Vóór de behandeling zal de arts een zwangerschapstest bij u doen om er zeker van te zijn dat u niet zwanger bent. Uw arts kan u vragen om ook tijdens de behandeling zwangerschapstesten uit te voeren.

Tijdens de behandeling en tot 10 dagen daarna mag u niet zwanger worden. Bespreek met uw arts een betrouwbare anticonceptiemethode.

Borstvoeding

Geef GEEN borstvoeding als u dit medicijn gebruikt. Het is niet bekend of dit medicijn in de moedermelk terechtkomt en of het schadelijk voor de baby is.

Hoe gebruik ik dit medicijn?

Hoe?

Tabletten om in te nemen

Kijk voor de juiste dosering altijd op het etiket van de apotheek of in de bijsluiter.

Neem de tablet in met een glas water.

U kunt de tablet met of zonder eten innemen.

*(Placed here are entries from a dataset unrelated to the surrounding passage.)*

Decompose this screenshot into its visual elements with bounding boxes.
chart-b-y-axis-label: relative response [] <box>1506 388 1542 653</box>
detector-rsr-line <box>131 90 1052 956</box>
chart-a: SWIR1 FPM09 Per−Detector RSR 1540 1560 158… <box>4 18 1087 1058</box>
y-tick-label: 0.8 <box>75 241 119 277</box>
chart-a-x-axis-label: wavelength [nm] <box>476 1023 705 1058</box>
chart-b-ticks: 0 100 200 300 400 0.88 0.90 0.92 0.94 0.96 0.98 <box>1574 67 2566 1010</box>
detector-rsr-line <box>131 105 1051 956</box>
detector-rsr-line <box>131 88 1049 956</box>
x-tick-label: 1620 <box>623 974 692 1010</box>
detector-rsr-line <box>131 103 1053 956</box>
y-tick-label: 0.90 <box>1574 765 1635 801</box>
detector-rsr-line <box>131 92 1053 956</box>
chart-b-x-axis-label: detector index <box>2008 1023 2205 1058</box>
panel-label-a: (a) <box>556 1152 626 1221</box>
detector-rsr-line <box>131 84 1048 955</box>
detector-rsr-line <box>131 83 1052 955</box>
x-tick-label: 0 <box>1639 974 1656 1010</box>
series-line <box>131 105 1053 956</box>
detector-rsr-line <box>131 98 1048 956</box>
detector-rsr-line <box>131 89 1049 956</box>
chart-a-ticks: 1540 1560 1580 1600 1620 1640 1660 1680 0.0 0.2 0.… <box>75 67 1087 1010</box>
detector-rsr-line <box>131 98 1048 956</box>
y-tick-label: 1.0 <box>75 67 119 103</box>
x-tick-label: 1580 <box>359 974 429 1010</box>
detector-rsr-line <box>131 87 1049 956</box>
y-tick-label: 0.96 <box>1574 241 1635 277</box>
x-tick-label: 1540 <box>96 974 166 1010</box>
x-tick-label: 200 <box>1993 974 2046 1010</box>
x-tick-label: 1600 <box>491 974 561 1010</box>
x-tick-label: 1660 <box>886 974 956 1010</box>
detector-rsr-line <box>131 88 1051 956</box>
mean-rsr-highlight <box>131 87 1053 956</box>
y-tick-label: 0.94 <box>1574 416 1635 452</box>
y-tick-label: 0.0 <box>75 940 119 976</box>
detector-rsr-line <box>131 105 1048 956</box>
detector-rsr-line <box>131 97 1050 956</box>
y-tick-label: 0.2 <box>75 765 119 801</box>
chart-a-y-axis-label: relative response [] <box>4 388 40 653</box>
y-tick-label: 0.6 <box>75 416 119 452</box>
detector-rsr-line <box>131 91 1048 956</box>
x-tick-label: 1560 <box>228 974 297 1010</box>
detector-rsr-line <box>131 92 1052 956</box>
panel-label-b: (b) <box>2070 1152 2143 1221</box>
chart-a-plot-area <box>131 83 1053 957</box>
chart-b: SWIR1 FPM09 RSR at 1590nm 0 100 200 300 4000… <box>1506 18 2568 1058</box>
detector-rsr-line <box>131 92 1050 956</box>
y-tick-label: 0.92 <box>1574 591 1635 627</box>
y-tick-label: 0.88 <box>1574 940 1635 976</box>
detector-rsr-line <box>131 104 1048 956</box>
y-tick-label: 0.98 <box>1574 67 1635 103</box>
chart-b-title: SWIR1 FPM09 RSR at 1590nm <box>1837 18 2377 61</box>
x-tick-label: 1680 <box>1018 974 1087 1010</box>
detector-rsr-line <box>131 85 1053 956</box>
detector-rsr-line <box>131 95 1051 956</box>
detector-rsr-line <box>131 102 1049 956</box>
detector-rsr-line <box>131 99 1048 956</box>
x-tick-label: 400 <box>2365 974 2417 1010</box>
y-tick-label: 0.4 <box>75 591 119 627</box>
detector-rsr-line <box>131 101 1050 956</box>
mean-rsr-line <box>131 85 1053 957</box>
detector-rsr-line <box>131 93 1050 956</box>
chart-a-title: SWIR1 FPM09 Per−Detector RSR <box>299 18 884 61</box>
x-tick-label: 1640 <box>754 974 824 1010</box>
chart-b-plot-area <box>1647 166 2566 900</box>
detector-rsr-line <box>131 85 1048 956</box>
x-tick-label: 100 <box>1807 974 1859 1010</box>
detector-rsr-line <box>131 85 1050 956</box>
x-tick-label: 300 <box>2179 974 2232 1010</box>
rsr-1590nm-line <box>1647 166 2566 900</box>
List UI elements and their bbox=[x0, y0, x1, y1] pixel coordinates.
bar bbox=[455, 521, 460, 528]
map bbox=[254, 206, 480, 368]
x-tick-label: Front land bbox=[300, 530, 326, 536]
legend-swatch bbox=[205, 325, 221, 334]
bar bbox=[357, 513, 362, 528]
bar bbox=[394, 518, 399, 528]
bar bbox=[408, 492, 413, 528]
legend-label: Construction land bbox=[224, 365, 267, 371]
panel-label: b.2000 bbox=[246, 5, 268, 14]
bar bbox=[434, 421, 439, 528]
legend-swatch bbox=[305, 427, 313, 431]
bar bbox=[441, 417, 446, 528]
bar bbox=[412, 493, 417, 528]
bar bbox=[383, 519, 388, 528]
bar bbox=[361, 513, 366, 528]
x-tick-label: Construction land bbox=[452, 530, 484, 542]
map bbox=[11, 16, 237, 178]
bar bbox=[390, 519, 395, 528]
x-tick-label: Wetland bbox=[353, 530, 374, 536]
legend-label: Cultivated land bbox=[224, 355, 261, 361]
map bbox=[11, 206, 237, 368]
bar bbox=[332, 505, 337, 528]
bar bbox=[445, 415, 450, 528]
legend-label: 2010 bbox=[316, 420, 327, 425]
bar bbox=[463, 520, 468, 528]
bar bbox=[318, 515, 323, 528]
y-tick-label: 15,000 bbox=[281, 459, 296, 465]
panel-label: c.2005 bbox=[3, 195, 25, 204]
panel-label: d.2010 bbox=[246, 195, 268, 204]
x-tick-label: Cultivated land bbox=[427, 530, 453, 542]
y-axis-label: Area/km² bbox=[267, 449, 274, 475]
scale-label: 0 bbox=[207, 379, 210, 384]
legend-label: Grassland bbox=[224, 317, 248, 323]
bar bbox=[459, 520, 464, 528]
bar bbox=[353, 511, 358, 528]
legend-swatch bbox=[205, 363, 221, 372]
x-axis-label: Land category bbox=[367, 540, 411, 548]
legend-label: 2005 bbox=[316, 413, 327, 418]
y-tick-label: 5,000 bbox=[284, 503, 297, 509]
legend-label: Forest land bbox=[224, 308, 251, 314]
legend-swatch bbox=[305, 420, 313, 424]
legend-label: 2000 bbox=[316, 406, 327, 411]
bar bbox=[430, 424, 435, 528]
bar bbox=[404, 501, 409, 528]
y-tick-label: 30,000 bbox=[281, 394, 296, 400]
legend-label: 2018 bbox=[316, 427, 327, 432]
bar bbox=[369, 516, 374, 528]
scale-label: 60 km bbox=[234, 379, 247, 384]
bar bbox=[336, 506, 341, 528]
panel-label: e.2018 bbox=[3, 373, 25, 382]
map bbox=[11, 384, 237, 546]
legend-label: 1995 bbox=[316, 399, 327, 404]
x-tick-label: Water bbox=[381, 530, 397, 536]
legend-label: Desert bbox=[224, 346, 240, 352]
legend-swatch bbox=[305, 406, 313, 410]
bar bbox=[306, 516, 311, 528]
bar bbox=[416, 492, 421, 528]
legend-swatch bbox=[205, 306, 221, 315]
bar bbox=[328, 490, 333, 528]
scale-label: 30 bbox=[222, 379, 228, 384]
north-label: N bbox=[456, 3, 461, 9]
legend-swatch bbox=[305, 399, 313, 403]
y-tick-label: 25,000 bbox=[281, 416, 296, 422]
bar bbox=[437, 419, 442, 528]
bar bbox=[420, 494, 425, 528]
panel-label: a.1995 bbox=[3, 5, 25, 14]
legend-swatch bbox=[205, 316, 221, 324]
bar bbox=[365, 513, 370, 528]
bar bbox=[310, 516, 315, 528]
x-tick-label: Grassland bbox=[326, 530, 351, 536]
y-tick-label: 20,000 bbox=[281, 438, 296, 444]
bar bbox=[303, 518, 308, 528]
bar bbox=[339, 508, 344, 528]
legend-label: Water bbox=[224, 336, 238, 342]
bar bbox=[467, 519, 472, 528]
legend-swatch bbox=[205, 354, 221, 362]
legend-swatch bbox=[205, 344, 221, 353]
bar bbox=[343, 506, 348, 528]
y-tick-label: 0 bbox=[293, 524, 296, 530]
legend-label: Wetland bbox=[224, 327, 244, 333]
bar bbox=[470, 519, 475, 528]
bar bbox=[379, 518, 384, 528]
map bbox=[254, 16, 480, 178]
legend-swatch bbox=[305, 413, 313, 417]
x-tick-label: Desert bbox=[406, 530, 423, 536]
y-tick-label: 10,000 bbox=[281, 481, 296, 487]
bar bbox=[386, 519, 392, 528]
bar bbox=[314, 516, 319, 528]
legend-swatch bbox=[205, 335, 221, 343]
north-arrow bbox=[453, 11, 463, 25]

Als u dit medicijn voor het eerst gaat innemen, dan krijgt u een lage dosering. De dosering zal langzaam worden verhoogd tijdens de eerste 5 dagen dat u dit medicijn gebruikt. U krijgt tijdens de eerste 5 dagen een startverpakking van dit medicijn.

Wanneer?

Neem dit medicijn 1 keer op een dag in de ochtend.

Hoe lang?

Uw arts bepaalt hoe lang u dit medicijn moet gebruiken. De behandeling gaat door zolang het medicijn goed blijft werken.

Het duurt een paar maanden voordat duidelijk is of het werkt. Voelt u na een paar maanden Dat dit medicijn niet genoeg werkt? Overleg dan met uw arts.